The Seychelles is a beautiful place. Lush tropical islands in a turquoise sea. White sandy beaches. Friendly locals.
But post-COVID travel will be some way away for us Melburnians. So our thoughts have been straying to past exploits. Like my trip to the Seychelles last year.
Loved it. Loved the local food – curried octopus, octopus salad (I ate a lot of octopus), grilled snapper with creole sauce (I ate a lot of fish), papaya salad. Immersed myself in the scents and colour of the grandly named Sir Selwyn Selwyn-Clarke market – after an ex-governor of the Seychelles – the place to snap up fresh fruit and fish, plus bundles of fragrant locally grown spices.
And not far from the market, there is gelato! An Italian café, La Dolce Vita, right in the middle of the capital, Victoria. With its own gelato.
La Dolce Vita is a popular spot – both with locals and with day-tripping tourists, from the resorts and cruise ships. There’s an outdoor courtyard with shady trees, as well as a large indoor space decorated with colourful murals of the Amalfi coast. Plus the obligatory table with a bunch of old Italian guys who are clearly regulars, enjoying lively discussions and gesticulating over their coffees.
The huge pizza oven is kept busy, but the menu also runs to pasta, salads, burgers, local creole food and Indian dishes. Just like the Seychelles, a lively mix of cultures and cuisines. Our favourites: pasta, pizza and chicken paratha rolls. That was over quite a few lunches, during which we became friendly with the wait staff.
The gelateria is also very popular. When fully stocked the gelato cabinet holds around 20 flavours, however on most of our visits there were only a handful available, which limited what we could sample. It’s disappointing that local fruits aren’t used much, if at all. The gelato had a good creamy texture, but was quite sweet and melted fast – in the middle of the day the weather was hot and humid, so not a total surprise. The pistachio was fine, but some of the other flavours (notably Nutella) lacked intensity. And I always steer well clear of any luridly coloured gelato – like the bright blue Smurf – which suggests a focus on visuals rather than flavour. Prices were very reasonable, however the staff manning the gelato counter tended to be rather brusque.
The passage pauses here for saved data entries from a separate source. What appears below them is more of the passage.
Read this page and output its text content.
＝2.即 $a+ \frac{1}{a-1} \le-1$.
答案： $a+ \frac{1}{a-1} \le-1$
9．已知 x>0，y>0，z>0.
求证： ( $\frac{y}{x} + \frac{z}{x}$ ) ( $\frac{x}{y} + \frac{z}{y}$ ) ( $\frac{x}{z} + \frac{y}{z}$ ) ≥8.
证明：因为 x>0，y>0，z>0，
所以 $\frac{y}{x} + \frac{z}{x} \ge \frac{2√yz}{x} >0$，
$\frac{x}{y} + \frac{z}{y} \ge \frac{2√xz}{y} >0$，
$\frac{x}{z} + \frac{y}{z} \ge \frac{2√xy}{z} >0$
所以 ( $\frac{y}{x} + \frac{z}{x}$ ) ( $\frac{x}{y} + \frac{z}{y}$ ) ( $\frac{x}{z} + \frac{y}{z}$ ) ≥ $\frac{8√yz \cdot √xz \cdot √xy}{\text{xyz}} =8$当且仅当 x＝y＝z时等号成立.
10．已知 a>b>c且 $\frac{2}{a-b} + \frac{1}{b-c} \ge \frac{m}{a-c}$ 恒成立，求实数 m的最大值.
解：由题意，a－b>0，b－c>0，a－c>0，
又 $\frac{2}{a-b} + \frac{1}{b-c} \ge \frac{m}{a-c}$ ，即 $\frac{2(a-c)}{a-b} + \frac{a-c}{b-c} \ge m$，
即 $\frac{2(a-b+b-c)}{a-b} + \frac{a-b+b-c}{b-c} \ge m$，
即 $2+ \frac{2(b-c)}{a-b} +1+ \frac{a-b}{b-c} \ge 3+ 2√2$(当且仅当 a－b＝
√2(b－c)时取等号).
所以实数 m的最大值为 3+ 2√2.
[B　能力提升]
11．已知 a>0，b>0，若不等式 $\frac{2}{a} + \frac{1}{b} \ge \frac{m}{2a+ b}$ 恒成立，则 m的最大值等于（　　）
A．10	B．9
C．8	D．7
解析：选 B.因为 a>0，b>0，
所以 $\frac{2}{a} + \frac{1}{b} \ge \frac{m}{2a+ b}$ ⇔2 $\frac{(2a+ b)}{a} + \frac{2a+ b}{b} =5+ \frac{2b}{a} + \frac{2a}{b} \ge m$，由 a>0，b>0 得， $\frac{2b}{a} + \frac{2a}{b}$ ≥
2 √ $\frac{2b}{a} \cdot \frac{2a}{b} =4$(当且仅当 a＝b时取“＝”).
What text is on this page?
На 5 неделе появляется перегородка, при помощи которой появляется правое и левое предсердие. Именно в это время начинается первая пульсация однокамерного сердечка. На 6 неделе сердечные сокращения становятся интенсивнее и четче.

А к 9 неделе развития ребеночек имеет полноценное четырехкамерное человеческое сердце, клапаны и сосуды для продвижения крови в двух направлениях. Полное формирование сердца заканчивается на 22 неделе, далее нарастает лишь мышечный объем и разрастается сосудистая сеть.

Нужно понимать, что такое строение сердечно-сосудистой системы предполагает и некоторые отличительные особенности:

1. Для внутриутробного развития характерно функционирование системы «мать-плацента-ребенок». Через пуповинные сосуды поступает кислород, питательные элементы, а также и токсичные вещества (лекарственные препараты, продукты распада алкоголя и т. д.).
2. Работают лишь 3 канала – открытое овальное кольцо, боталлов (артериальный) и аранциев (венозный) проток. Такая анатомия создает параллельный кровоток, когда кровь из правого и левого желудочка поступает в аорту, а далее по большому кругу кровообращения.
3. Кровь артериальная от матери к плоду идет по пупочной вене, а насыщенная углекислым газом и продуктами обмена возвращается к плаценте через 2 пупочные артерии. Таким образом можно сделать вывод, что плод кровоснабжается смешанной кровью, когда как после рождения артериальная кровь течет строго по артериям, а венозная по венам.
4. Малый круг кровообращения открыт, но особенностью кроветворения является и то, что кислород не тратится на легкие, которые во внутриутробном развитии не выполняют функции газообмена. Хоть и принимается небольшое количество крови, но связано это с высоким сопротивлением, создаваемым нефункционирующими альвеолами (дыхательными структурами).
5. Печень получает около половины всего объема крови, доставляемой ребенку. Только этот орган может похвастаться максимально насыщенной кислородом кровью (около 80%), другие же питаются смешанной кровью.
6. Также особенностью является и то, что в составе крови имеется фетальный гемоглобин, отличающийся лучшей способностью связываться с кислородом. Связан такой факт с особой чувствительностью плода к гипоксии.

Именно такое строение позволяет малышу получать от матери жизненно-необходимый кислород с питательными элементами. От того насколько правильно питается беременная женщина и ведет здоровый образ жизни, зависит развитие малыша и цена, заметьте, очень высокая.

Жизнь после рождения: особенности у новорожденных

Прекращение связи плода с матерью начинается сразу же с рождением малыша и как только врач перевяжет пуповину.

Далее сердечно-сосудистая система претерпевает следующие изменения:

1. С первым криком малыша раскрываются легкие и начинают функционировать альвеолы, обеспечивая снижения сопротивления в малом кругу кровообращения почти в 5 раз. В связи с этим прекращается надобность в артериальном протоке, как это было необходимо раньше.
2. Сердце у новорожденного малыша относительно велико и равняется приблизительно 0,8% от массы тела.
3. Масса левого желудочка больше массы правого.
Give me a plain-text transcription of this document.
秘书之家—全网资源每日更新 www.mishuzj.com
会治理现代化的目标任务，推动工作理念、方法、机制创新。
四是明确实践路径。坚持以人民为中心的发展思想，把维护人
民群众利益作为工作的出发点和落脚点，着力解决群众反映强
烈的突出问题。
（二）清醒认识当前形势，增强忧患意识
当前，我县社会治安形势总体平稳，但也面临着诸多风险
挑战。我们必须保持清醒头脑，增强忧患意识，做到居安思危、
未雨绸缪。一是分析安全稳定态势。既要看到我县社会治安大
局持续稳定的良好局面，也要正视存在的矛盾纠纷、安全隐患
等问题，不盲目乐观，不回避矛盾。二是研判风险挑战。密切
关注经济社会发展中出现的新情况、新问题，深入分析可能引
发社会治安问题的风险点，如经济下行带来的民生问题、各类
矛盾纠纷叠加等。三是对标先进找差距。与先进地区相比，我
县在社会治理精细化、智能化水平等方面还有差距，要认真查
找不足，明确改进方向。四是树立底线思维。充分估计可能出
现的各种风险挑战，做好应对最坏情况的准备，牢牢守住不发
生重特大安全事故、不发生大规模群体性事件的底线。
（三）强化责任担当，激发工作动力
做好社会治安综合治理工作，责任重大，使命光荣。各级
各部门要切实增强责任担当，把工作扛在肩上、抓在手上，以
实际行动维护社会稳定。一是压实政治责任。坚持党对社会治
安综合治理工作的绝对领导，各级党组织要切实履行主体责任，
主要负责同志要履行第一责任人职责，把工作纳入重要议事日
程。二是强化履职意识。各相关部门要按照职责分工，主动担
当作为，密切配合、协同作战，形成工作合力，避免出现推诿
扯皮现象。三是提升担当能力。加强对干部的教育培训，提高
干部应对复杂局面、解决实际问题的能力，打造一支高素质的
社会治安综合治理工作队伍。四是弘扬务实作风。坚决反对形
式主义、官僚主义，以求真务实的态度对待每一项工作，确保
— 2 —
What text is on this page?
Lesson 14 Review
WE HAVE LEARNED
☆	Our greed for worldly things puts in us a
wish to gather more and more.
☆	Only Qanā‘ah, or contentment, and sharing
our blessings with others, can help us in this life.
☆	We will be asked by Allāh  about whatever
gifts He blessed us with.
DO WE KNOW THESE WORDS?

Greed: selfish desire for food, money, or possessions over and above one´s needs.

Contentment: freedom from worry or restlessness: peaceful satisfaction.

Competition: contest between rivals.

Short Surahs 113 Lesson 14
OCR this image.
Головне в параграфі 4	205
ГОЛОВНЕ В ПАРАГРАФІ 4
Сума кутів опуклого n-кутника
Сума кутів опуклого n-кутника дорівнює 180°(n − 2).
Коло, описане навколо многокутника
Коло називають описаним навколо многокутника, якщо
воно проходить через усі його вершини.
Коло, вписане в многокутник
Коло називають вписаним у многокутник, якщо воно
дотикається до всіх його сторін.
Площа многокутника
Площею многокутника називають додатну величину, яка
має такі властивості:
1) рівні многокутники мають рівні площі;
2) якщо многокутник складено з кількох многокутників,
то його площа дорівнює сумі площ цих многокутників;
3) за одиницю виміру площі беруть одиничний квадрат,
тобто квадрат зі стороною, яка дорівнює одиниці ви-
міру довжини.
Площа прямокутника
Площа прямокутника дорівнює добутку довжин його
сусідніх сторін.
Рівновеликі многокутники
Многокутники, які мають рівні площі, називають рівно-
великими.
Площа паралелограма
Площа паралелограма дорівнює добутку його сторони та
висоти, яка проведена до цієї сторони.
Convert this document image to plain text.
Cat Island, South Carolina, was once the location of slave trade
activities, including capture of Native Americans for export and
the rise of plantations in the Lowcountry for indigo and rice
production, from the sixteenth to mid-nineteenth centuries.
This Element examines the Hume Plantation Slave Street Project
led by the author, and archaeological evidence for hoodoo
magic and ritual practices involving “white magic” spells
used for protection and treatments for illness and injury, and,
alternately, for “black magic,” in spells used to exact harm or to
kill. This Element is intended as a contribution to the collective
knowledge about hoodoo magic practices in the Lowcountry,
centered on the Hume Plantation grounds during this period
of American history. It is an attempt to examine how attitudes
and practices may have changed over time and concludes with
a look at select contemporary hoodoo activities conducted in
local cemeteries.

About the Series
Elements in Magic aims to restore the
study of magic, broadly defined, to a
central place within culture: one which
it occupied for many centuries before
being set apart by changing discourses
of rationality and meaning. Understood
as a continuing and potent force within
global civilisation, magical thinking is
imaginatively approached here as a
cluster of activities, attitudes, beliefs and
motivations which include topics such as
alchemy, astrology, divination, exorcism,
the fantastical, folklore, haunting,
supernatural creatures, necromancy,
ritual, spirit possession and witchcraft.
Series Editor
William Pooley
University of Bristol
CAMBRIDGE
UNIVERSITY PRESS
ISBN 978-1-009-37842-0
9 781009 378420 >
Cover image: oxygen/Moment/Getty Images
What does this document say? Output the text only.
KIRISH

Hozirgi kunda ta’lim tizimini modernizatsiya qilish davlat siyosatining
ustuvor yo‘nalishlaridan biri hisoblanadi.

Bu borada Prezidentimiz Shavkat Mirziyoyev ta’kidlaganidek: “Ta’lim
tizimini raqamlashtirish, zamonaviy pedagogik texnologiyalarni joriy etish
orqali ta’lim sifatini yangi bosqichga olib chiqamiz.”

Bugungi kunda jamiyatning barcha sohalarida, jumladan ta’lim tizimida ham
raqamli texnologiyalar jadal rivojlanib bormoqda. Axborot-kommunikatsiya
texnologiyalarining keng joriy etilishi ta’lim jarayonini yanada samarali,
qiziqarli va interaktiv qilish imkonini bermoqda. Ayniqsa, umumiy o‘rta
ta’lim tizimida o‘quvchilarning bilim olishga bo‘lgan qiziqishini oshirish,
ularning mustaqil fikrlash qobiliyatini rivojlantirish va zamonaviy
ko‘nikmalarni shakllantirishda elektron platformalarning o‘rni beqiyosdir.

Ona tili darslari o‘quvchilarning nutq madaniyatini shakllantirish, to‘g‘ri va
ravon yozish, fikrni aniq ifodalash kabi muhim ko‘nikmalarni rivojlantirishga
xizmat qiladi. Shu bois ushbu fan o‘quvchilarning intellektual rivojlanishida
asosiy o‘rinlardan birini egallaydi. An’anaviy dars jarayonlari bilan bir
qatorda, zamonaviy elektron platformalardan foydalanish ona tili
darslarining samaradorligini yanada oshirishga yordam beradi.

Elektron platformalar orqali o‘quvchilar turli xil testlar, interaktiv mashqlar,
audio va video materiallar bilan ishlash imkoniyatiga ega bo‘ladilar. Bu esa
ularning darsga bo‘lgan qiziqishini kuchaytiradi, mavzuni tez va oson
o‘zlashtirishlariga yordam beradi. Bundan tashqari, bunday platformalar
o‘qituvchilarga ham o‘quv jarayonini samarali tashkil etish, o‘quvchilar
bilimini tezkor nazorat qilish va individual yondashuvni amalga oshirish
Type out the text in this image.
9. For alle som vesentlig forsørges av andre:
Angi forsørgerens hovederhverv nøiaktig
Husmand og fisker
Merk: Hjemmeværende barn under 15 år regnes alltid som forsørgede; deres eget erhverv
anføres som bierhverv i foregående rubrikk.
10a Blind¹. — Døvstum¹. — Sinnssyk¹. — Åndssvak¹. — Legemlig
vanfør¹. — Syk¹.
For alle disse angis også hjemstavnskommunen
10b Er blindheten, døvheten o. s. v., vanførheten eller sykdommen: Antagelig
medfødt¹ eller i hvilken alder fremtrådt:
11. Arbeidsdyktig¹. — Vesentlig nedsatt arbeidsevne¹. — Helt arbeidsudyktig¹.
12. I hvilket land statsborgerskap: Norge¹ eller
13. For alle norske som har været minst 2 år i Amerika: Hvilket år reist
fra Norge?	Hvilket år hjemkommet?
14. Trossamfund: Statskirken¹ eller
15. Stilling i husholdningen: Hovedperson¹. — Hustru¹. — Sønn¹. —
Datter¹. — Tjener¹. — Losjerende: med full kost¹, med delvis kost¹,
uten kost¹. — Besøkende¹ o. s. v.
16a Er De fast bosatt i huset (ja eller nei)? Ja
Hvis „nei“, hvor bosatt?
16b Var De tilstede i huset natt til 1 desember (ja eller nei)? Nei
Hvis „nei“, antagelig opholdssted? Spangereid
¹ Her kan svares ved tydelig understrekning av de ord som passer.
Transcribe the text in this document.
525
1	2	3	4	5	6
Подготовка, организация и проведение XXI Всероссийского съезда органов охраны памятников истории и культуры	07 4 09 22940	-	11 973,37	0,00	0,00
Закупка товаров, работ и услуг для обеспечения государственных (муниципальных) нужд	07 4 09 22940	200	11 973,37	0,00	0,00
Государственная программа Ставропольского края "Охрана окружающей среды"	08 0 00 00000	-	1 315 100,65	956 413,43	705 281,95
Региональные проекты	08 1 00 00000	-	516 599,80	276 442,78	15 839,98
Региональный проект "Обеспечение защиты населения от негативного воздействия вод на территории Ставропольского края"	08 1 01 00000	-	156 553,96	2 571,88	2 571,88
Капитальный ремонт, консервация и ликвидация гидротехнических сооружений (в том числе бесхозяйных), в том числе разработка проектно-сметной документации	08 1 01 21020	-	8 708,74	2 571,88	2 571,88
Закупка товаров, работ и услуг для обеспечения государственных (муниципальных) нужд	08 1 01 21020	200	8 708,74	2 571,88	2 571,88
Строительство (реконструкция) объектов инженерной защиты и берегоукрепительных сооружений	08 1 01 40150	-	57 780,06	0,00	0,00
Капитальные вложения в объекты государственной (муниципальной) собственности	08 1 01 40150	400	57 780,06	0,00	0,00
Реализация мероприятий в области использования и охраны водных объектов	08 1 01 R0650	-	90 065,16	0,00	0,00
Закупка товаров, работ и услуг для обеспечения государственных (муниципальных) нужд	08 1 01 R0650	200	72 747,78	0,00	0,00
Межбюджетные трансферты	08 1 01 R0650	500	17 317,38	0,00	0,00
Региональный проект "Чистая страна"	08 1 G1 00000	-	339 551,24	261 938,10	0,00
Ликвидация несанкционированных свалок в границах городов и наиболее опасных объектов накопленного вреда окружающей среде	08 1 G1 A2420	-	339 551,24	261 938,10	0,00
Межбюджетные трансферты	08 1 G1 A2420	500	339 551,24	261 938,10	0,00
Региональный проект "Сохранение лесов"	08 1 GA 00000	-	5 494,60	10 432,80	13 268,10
La Dolce Vita has a second café at Beau Vallon, on the north side of the island.
It may be some time before we get a chance to return to the Seychelles. Until then, it will just be memories, bopping along to some local sega music and exploring the recipes in my Seychellois cookbook.
Finding Italian gelato in the Seychelles was a nice surprise, and while the gelato at La Dolce Vita may not be an artisanal product based on fresh seasonal ingredients, it is a pleasant way to finish off a meal. Special mention for the pasta.